ここがまさに旧柴崎停留場跡であるが、空中写真でなら一直線を描く廃線跡に建物がまっすぐ並んでいて明瞭なのだが、地上で見るとやはりピンと来ない。道路に素直に面しておらず、入口に三角形の空き地ができているのが、かろうじて廃線の気配ではあるけれど。

アパートの敷地に少し入って奥の家を眺めると、隣近所とは関係なく同じ角度でまっすぐ続いているので、これも言われれば納得という程度では確認できる。午後の太陽がちょうど隙間から差し込んでいた。建物がまっすぐ並んでいるとはいえ道は関係ないので、これを追跡するならジグザグ歩きはやむを得ない。それらしき角度の建物をそれぞれ確認するのだが、やはり実感が湧かないのは当然だろう。
野川に架かる中島橋に出る。川原は一面の菜の花で、小魚でも見つけたのか、まっ白い小鷺が着水した。ドブ臭がほのかに漂っていた昭和末期の野川とは段違いに清浄である。線路はこの橋の北詰から斜めに渡って調布七中の敷地に入っていたはずだ。もちろん中学校の開校は昭和51年(1976)と、廃止のはるか後のことである。その昔は野川も蛇行しており、周囲は田んぼであったから、電車は築堤から短い橋梁でここを過ぎていたのだろう。

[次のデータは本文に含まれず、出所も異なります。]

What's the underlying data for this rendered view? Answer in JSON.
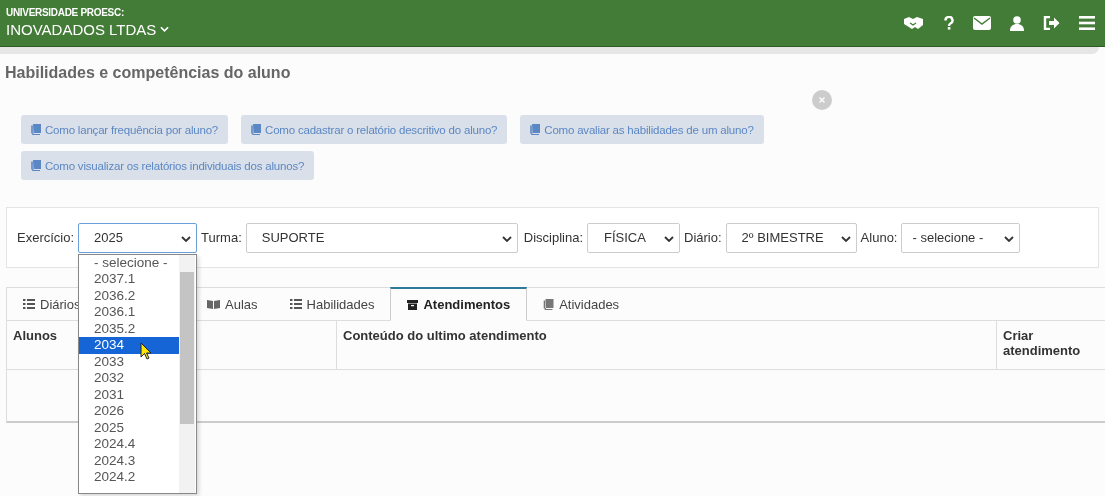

ひとつ上流側の橋で右岸へ渡り、中学校の体育館に沿って歩くと、学校の敷地内に標柱が立っていた。比較的新しそうで、「元京王電車ここを通る(大正~昭和初期)」というもの。もう一方の面には「京王電気軌道 軌道敷跡」とあった。実際に電車が走ったのは大正2年(1913)4月から昭和2年(1927)12月までの約14年8か月に過ぎなかったわけだが、地域の歴史を現地にきちんと記録しておく姿勢は嬉しい。

その少し先も道路が線路の角度でごく短距離で続いており、その先の畑の一部が築堤の痕跡のように盛り上がっていた。場所や角度から見ておそらく間違いないだろう。その先を反対側から入ってみると、ちょうど畑で作業中の60代後半とお見受けする男性を見かけたので線路跡であるか尋ねると、まさにここだと両手を広げて首肯してくれた。その人が子供の頃からもちろん廃線なので、電車が走っているところは見たことがないという。

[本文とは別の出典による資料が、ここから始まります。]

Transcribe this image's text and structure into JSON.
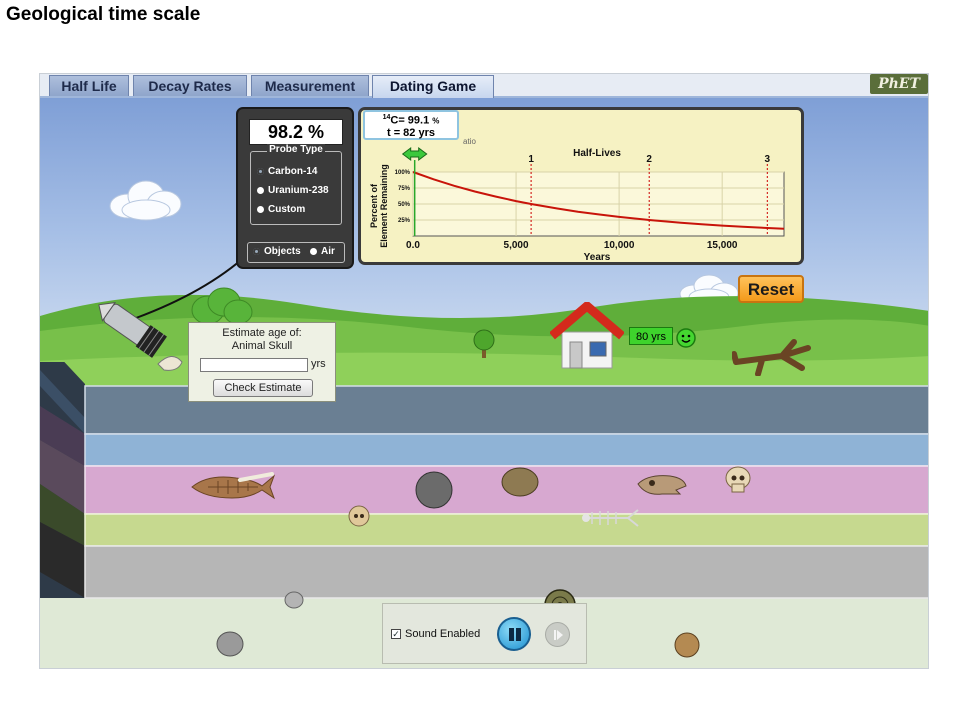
{
  "slide": {
    "title": "Geological time scale"
  },
  "tabs": [
    {
      "label": "Half Life"
    },
    {
      "label": "Decay Rates"
    },
    {
      "label": "Measurement"
    },
    {
      "label": "Dating Game",
      "active": true
    }
  ],
  "logo": {
    "text": "PhET"
  },
  "probe_panel": {
    "readout": "98.2 %",
    "probe_type_title": "Probe Type",
    "options": [
      "Carbon-14",
      "Uranium-238",
      "Custom"
    ],
    "selected_option": "Carbon-14",
    "modes": [
      "Objects",
      "Air"
    ],
    "selected_mode": "Objects"
  },
  "graph_readout": {
    "element_superscript": "14",
    "element": "C= 99.1",
    "percent_symbol": "%",
    "time": "t = 82 yrs",
    "obscured_text": "atio"
  },
  "reset": {
    "label": "Reset"
  },
  "estimate": {
    "title_line1": "Estimate age of:",
    "title_line2": "Animal Skull",
    "input_value": "",
    "unit": "yrs",
    "button_label": "Check Estimate"
  },
  "house_badge": {
    "label": "80 yrs"
  },
  "controls": {
    "sound_label": "Sound Enabled",
    "sound_enabled": true
  },
  "chart_data": {
    "type": "line",
    "title": "Half-Lives",
    "xlabel": "Years",
    "ylabel": "Percent of Element Remaining",
    "xlim": [
      0,
      18000
    ],
    "ylim": [
      0,
      100
    ],
    "x_ticks": [
      "0.0",
      "5,000",
      "10,000",
      "15,000"
    ],
    "x_tick_values": [
      0,
      5000,
      10000,
      15000
    ],
    "y_ticks": [
      "100%",
      "75%",
      "50%",
      "25%"
    ],
    "y_tick_values": [
      100,
      75,
      50,
      25
    ],
    "half_life_years": 5730,
    "half_life_markers": [
      {
        "label": "1",
        "x": 5730
      },
      {
        "label": "2",
        "x": 11460
      },
      {
        "label": "3",
        "x": 17190
      }
    ],
    "series": [
      {
        "x": [
          0,
          1000,
          2000,
          3000,
          4000,
          5000,
          5730,
          7000,
          8000,
          9000,
          10000,
          11460,
          13000,
          14000,
          15000,
          16000,
          17190,
          18000
        ],
        "y": [
          100,
          88.6,
          78.5,
          69.6,
          61.7,
          54.6,
          50,
          42.9,
          38.0,
          33.7,
          29.8,
          25,
          20.7,
          18.4,
          16.3,
          14.4,
          12.5,
          11.3
        ]
      }
    ],
    "current_marker": {
      "x": 82
    },
    "line_color": "#c8140a",
    "marker_line_color": "#cc0000",
    "grid": true
  }
}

このあたりがまさに旧国領停留場なのだが、駅跡には戸建ての家が建つのみで、もちろん痕跡などない。それでも少し離れた家の塀脇に「京王線旧国領(北浦)駅跡」の標柱があった。七中の敷地内と似たもので、同じ頃に建てられたらしい。解説によれば停留場用地は地元民の用地提供によって設置されたというから、電車の開通を歓迎したのだろう。カッコ内の北浦は、京王では当初「国領」とするつもりであったが、「地元の強い要望によって字名の北浦と変更した模様である」としている。いつ国領に改称されたかは不明だが、調布との間に布田停留場が新設され、またその他の停留場名がいくつか改称したのと同時期に改めたのではないかと推察している。社史などによれば、大正6年に改称された他の停留場は火薬庫前→松原(その後移転して現明大前)、上北沢→北沢(現上北沢)、下仙川→仙川の3か所。

さて、その後はジグザグ歩きを繰り返したが、痕跡はまったく見つからないうちに布田停留場の跡地である常性寺(じょうしょうじ)にたどり着いた。

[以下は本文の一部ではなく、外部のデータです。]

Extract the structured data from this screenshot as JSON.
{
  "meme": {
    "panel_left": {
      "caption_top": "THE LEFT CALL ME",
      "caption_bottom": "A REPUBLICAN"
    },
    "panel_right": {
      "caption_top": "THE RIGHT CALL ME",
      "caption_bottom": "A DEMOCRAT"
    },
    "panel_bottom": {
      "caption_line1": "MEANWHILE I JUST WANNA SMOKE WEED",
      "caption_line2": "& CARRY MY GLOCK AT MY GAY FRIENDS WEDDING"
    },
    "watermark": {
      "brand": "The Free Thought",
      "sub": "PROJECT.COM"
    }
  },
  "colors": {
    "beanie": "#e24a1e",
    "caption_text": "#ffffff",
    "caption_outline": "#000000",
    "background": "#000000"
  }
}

空中写真でその先の現在線と合流するまではまったく痕跡も向きの一致した建物もないので、疲れたこともあってすぐ南側に位置する現在の布田駅に向かった。平成24年(2012)に地下駅となっているので、思えば最近の廃線跡もあるのだが、そちらはまた次の機会にしよう。

廃線跡をたどって歩くことはできなくても、空中写真で仔細にたどると家の向きに名残をとどめる跡は、実は全国各地に存在する。国土地理院のサイトで簡単に見られるので、ぜひ最寄りの地域でお試しいただきたい。旅客営業をしていなかった路線もあり、専用線(引込線)の跡地などでは、あまり知られていない存在もある。